La presqu’île de Portland, vue en plan géométral, offre l’aspect d’une tête d’oiseau dont le bec est tourné vers l’océan et l’occiput vers Weymouth; l’isthme est le cou.
Portland, au grand dommage de sa sauvagerie, existe aujourd’hui pour l’industrie. Les côtes de Portland ont été découvertes par les carriers et les plâtriers vers le milieu du dix-huitième siècle. Depuis cette époque, avec la roche de Portland, on fait du ciment dit romain, exploitation utile qui enrichit le pays et défigure la baie. Il y a deux cents ans, ces côtes étaient ruinées comme une falaise, aujourd’hui elles sont ruinées comme une carrière; la pioche mord petitement, et le flot grandement; de là une diminution de beauté. Au gaspillage magnifique de l’océan a succédé la coupe réglée de l’homme. Cette coupe réglée a supprimé la crique où était amarrée l’ourque biscayenne. Pour retrouver quelque vestige de ce petit mouillage démoli, il faudrait chercher sur la côte orientale de la presqu’île, vers la pointe, au delà de Folly-Pier et de Dirdle-Pier, au delà même de Wakeham, entre le lieu dit Church-Hop et le lieu dit Southwell.

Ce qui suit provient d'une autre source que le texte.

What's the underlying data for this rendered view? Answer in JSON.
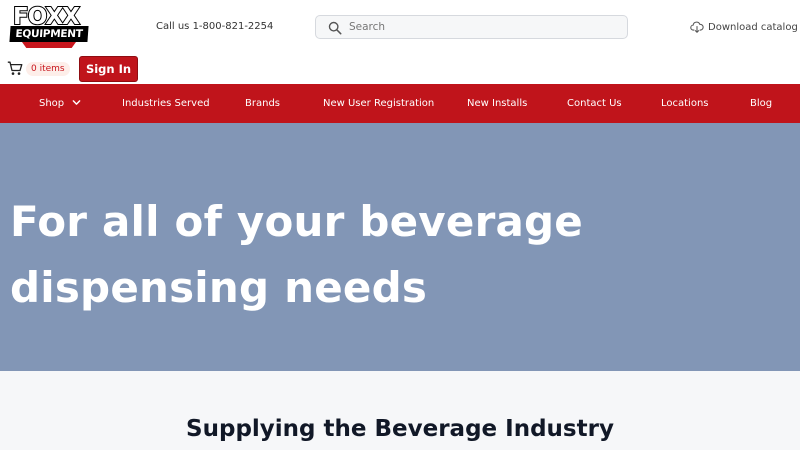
{
  "header": {
    "logo_top": "FOXX",
    "logo_bottom": "EQUIPMENT",
    "call_us": "Call us 1-800-821-2254",
    "search_placeholder": "Search",
    "download_label": "Download catalog",
    "cart_count": "0 items",
    "sign_in_label": "Sign In"
  },
  "nav": {
    "items": [
      {
        "label": "Shop",
        "icon": "chevron-down-icon"
      },
      {
        "label": "Industries Served"
      },
      {
        "label": "Brands"
      },
      {
        "label": "New User Registration"
      },
      {
        "label": "New Installs"
      },
      {
        "label": "Contact Us"
      },
      {
        "label": "Locations"
      },
      {
        "label": "Blog"
      }
    ]
  },
  "hero": {
    "headline": "For all of your beverage dispensing needs"
  },
  "section": {
    "title": "Supplying the Beverage Industry"
  },
  "colors": {
    "brand_red": "#c0141b",
    "hero_bg": "#8296b6",
    "section_bg": "#f6f7f9"
  }
}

La crique, murée de tous les côtés par des escarpements plus hauts qu’elle n’était large, était de minute en minute plus envahie par le soir; la brume trouble, propre au crépuscule, s’y épaississait; c’était comme une crue d’obscurité au fond d’un puits; la sortie de la crique sur la mer, couloir étroit, dessinait dans cet intérieur presque nocturne, où le flot remuait, une fissure blanchâtre. Il fallait être tout près pour apercevoir l’ourque amarrée aux rochers et comme cachée dans leur grand manteau d’ombre. Une planche jetée du bord à une saillie basse et plate de la falaise, unique point où l’on pût prendre pied, mettait la barque en communication avec la terre; des formes noires marchaient et se croisaient sur ce pont branlant, et dans ces ténèbres des gens s’embarquaient.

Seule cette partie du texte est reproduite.